The excitement in the media was brought about because UKOG, which has a 20.358% interest in the licence, extrapolated these finding across much of south-east England, suggesting that the “Horse Hill Upper Jurassic rock sequence is analogous to known oil productive hybrid reservoir sections of the Bakken of the US Williston Basin, the Wolfcamp, Bone Springs, Clearfork, Spraberry, and Dean Formations in the US Permian Basin and the Bazhenov Formation of West Siberia. The US analogues have estimated recovery factors of between 3% and 15% of oil in place”. The company believes that the pay thickness plus the naturally fractured limestone make Horse Hill a new ‘hybrid’ play, which could be exploited using conventional horizontal drilling and completion techniques and without the use of hydraulic fracturing. This last point is highly important in an area which has already seen major demonstrations against the possibility of fracking at a drill site at Balcombe, about 50 km to the south.
Further Testing Needed
This positive analysis of potential in-place reserves is not, however, in accord with the British Geological Survey, who in May 2014 produced a report in which they estimated the range of shale oil in place across the Weald to be between 2.20 and 8.57 Bbo, with a central estimate of 4.4 Bbo. Meanwhile Magellan Oil, which has a 35% interest in the Horse Hill acreage, was quick to point out that, while encouraged by the technical analysis, further testing and drilling would be needed before they could form an opinion of the prospect’s economics.
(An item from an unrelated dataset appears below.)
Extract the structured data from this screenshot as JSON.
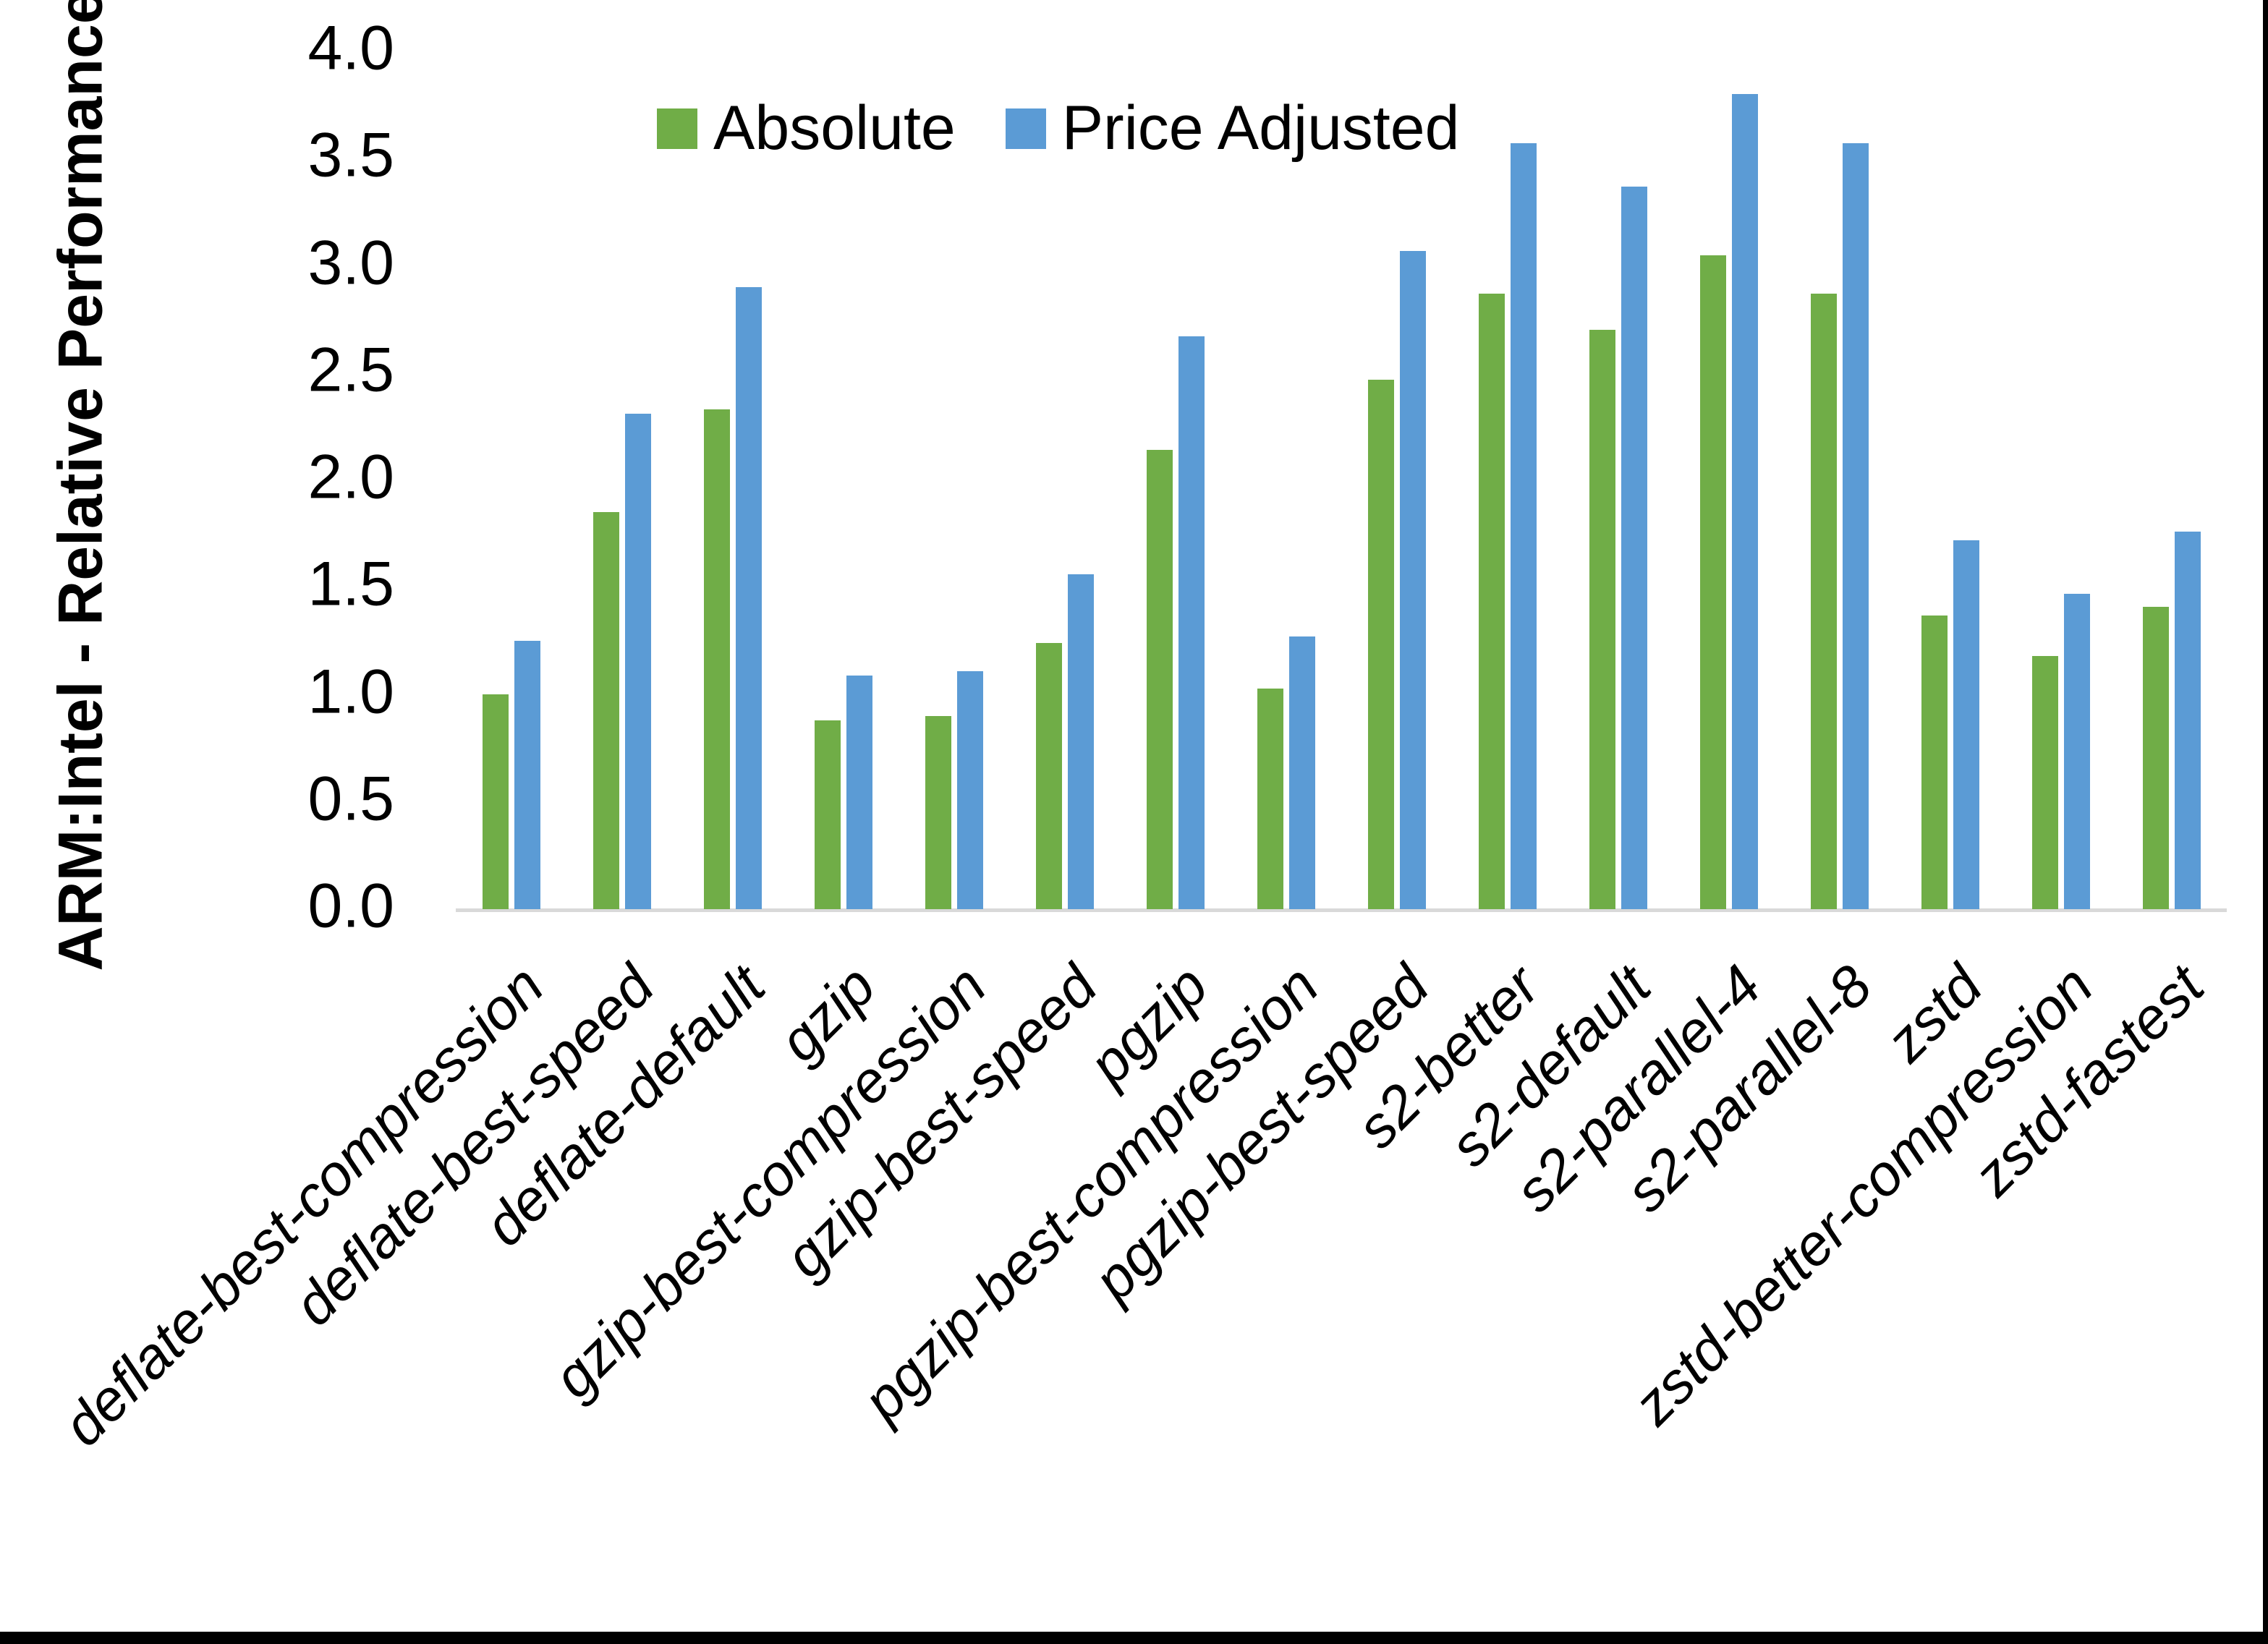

A number of analysts queried the high estimates, pointing out that there is an implied assumption of limited compartmentalisation, impossible to ascertain from the single well, and that the homogeneity which makes rocks like the Bakken so productive was unlikely to be replicated in the Wealden rocks. Many do not believe that the high level of natural fracturing reportedly seen in the limestone at the wellsite would necessarily be found throughout the area, meaning that the exploitation of any resources without fracking would be difficult.
Geological issues aside, the Weald Basin, much of which lies within the wider London commuter belt, is relatively densely populated and contains some of the most expensive real estate in the country. It also includes large areas of protected land, national forests and parks and designated areas of outstanding natural beauty. Opposition to development of this resource will be very strong, costly to surmount and the regulations to ensure protection of the environment are vigorous. The people of Great Britain are unlikely to be relying on this resource to heat their homes and power their cars for some time to come.